To be fair to Europe, these are the flip-sides of rather positive tendencies. The focus on social cohesion has likely helped to reduce inequality [10]. This helps make these countries some of the most pleasant to live in. And despite (or likely because of) the underemphasis on scholastic performance, Dutch kids are the happiest in the world [11]. Pessimism may make Europeans better able to acknowledge the challenges of our time [12], and you probably need a fair dose of risk aversion when your countries have experienced world wars on home turf, and when your countries remain at regular risk of massive drowning.

The problem is when these attitudes are taken to extremes. It's not that we have to worship achievement—only that we don't shun it. It's not that we ignore real problems—only that we continue to believe a better world is possible. And it's not that we start taking wild risks—only that we make an honest assessment of how severe the consequences really are. Failing to launch a company is not synonymous with ending up in abject poverty.

Fortunately, the tides are starting to change. Your correspondent's experience with the Dutch tech sector and in an Amsterdam-based accelerator has put him into contact with dozens of very European individuals who defy each of these labels.
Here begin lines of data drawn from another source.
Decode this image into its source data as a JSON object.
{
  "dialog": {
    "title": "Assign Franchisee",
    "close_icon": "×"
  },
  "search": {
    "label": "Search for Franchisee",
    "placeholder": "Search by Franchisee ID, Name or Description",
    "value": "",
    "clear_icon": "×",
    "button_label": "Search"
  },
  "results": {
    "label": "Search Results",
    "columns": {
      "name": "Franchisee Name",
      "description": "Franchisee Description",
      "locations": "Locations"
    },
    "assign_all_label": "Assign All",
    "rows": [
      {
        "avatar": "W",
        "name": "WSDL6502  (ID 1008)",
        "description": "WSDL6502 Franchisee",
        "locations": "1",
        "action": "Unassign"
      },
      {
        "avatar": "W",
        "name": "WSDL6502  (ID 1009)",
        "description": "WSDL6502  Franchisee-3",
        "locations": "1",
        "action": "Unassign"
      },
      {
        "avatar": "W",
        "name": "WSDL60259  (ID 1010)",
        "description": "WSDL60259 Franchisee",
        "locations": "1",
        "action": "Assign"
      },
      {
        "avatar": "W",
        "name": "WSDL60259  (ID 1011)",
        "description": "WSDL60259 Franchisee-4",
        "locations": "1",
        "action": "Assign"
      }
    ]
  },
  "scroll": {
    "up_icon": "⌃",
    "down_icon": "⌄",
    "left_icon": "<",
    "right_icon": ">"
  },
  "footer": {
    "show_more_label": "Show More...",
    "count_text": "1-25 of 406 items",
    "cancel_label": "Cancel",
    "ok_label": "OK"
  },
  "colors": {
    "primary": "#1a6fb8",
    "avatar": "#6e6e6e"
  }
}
Just as EU is fixing its financials to fund the next generations of European startups, the youngest generation of EU nationals is fixing itself up to lead the companies of the future.

A new European chapter is just getting started.


Footnotes

Footnotes

  1. See, for example, Into Europe's "Where are Europe's Innovative Companies?" and TechAltar's "How Europe lost its startups."

  2. Your correspondent—as a European national who has moved to the US to found a company—feels his fair share of guilt in contributing to the problem.

  3. This is what's called zesjescultuur ("sixes culture") since a 6 out of 10 is considered a passing grade. Now, obviously, students everywhere do their best to do as little as they can and still pass. What's striking about the Netherlands is the degree to which it celebrates its satisfaction with mediocrity (De Fusie, NRC, VICE, de Volkskrant). This comes from a pretty healthy place—not wanting to worship achievement in the way that causes so many American students to kill themselves [13]. But it doesn't help to encourage the ego-trip of entrepreneurship.

    More broadly, this Calvinistic sentiment has permeated so deep that even the language idioms deter achievement: hoge bomen vangen veel wind (tall trees catch lots of wind) and steek je kop niet boven het maaiveld uit (don't stick your head above ground level—the implication being that the lawn mower will take it off).

  4. See, for example, [14]. This focus on long-term planning is probably the biggest weakness in the European startup environment. In the early stage, startups pivot and adapt much too often for long-term plans to have any meaning whatsoever. Europe needs to realize and accept that startups are a lottery, albeit one without a ceiling [15].